The browser extension – available for Safari, Chrome, and Firefox – joins the revamped DuckDuckGo app on iOS and Android in providing a set of privacy features that affect your full browsing experience. In addition to the existing private search feature DuckDuckGo is known for, the extension and app now offer built-in tracker network blocking, smarter encryption, and a Privacy Grade rating for sites you visit.

DuckDuckGo’s privacy features work seamlessly in the background for those using the extension or mobile app. Any hidden trackers detected by DuckDuckGo will be blocked, and users will be able to see a full list of exactly what has been blocked. If a site offers an encrypted version but doesn’t automatically send all users to it, DuckDuckGo will perform that routing itself.
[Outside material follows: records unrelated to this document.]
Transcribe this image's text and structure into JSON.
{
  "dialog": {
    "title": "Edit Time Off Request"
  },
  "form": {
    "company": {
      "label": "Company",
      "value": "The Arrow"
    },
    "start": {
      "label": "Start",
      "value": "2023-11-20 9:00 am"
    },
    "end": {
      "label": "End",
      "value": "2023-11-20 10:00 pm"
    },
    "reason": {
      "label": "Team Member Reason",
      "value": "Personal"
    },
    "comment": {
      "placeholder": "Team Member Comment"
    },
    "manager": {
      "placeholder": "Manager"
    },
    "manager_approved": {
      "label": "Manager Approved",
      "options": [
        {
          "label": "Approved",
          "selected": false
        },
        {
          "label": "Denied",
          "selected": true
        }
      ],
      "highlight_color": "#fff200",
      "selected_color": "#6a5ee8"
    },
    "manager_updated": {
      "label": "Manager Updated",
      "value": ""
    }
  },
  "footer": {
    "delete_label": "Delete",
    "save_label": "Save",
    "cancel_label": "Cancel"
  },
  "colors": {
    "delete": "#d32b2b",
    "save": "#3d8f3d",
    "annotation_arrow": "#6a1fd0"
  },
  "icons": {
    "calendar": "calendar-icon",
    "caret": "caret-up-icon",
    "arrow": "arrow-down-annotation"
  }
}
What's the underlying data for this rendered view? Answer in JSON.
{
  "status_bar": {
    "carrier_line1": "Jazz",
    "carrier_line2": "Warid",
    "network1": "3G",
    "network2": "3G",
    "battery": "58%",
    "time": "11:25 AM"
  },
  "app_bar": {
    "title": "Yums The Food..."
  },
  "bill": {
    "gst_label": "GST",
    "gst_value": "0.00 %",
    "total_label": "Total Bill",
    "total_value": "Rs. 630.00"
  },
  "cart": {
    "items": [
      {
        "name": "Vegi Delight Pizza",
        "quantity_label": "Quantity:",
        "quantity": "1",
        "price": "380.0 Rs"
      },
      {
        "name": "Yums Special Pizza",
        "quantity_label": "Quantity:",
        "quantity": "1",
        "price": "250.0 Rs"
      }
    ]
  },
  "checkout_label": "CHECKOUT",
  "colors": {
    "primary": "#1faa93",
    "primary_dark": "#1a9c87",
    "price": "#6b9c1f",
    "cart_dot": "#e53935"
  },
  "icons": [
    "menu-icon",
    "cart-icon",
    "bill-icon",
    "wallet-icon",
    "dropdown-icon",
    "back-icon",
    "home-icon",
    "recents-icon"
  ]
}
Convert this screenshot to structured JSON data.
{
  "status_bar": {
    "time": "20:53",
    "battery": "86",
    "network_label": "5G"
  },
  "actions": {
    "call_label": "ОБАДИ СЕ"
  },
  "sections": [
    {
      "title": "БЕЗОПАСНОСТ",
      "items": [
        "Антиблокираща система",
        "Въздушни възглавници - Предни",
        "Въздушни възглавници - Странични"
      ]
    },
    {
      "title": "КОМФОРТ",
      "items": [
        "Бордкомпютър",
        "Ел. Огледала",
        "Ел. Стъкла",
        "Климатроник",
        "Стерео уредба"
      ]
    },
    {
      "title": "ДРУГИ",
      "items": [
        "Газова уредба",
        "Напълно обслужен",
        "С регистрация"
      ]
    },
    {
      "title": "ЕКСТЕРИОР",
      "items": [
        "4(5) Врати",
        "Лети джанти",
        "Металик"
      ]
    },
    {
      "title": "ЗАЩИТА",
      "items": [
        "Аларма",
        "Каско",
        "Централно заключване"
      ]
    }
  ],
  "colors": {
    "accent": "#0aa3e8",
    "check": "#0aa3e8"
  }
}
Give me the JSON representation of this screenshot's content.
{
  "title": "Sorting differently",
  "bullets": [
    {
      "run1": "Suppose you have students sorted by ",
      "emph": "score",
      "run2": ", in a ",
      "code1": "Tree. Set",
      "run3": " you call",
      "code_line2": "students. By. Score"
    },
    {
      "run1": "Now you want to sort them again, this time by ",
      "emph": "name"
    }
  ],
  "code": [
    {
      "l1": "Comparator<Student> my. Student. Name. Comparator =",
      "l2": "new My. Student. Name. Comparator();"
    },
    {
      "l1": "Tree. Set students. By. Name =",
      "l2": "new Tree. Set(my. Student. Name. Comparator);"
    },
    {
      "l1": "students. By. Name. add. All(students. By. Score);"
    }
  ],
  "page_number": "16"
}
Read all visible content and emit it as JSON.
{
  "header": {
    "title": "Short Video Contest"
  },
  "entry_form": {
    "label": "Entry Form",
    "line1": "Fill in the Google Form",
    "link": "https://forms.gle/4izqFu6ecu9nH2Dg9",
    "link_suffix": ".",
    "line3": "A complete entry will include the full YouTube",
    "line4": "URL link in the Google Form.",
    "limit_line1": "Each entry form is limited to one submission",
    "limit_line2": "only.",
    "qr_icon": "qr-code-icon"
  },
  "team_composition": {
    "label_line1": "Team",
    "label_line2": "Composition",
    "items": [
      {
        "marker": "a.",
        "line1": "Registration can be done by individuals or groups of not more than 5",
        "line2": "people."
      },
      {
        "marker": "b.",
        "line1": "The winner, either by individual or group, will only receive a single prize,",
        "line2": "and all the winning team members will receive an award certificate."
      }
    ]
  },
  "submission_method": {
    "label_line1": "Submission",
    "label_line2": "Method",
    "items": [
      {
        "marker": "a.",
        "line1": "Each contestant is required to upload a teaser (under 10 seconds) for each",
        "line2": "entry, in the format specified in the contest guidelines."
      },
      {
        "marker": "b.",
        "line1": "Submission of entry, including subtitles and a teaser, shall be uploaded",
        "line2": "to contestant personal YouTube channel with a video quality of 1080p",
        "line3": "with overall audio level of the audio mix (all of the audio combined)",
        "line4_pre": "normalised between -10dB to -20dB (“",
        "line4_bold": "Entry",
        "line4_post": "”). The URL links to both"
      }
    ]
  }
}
The Privacy Grade ratings are an interesting feature designed to give users a quick, easy understanding of each site’s privacy practices. Each site receives its grade based on several factors – whether it offers an encrypted connection, what, if any, tracker networks are detected, including major tracker networks, and whether the site has published privacy practices that DuckDuckGo has vetted. Based on all of this information, each site contains a unique privacy grade ranging from A to F. The site will also receive an ‘enhanced grade’ where applicable, meaning the grade for the site after DuckDuckGo has deployed its blocking technology. Sites can only receive a perfect ‘A’ grade if no trackers were detected and the site’s privacy policies have been reviewed by DuckDuckGo.

I’ve been using DuckDuckGo as my primary search engine for nearly a year, and have had a great experience with it. It will be interesting to see what difference, if any, DuckDuckGo’s vetting and grading of sites will make in shaping future privacy practices.